Now, because of this hidden extra parameter, pointers-to-member-functions have to have an object to be called on - the object will be used as the this parameter. To do that, we use the special syntax: (object.*funcptr)(); where object will be used to initialise the this parameter for the member function pointed to by funcptr. The translation to a non-member pointer is (*funcptr)(&object);

So, if we have:

Code:

  class Alpha  
  {
  public:
 	virtual bool Print2(void);
 	virtual bool Print1(void);
 	Alpha();
 	virtual ~Alpha();
  
 	bool (Alpha::*Print)(void);
  
  };
  
 int main()
 {
 	Alpha Test1;
  
 	Test1.Print = Alpha::Print1;
     (Test1.*Test1.Print)();
 }

So, Test1 (before the .*) is object and Test1.Print is funcptr. You seem to have confused yourself by making the function pointer a member of the class that it points to a member of, so you need to reference the object twice. Do the translation: (*Test1.Print)(&Test1);

So, when you're dealing with pointers to member functions, remember that you need two things: the pointer and an object to call it on. When in doubt, remember the form (*funcptr)(&object); and put object to the left of the .* and funcptr to the right.
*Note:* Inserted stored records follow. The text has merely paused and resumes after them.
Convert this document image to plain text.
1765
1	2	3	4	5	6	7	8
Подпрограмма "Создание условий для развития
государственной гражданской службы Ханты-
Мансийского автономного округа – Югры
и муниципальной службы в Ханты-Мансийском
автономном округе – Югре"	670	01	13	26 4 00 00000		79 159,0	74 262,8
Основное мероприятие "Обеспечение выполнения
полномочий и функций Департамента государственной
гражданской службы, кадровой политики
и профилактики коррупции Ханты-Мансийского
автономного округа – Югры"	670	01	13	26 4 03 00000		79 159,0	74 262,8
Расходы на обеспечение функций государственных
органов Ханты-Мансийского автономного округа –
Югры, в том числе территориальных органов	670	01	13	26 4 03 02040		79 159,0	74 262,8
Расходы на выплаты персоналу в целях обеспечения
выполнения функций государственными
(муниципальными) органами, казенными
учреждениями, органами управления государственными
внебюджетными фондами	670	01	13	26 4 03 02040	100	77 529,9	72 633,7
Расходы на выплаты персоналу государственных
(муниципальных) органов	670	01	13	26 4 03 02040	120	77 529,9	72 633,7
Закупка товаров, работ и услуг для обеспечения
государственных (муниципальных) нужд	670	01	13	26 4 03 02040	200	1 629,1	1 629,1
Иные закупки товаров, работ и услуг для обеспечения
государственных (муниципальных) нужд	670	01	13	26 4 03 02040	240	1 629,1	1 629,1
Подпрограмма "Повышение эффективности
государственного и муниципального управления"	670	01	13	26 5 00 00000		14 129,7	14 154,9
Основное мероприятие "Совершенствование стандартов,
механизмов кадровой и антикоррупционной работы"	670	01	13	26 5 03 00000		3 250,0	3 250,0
Incidentally, if you have a pointer to an object (rather than the object itself), then you can use the syntax (pointer->*funcptr)(); (and ignore the "address-of" operator in the (*funcptr)(pointer) form). (If Test1 was a pointer in your example, the call would have been (Test1->*Test1->Print)(); )

[MrViggy]

Heh, this time Graham caught me at lunch!



Viggy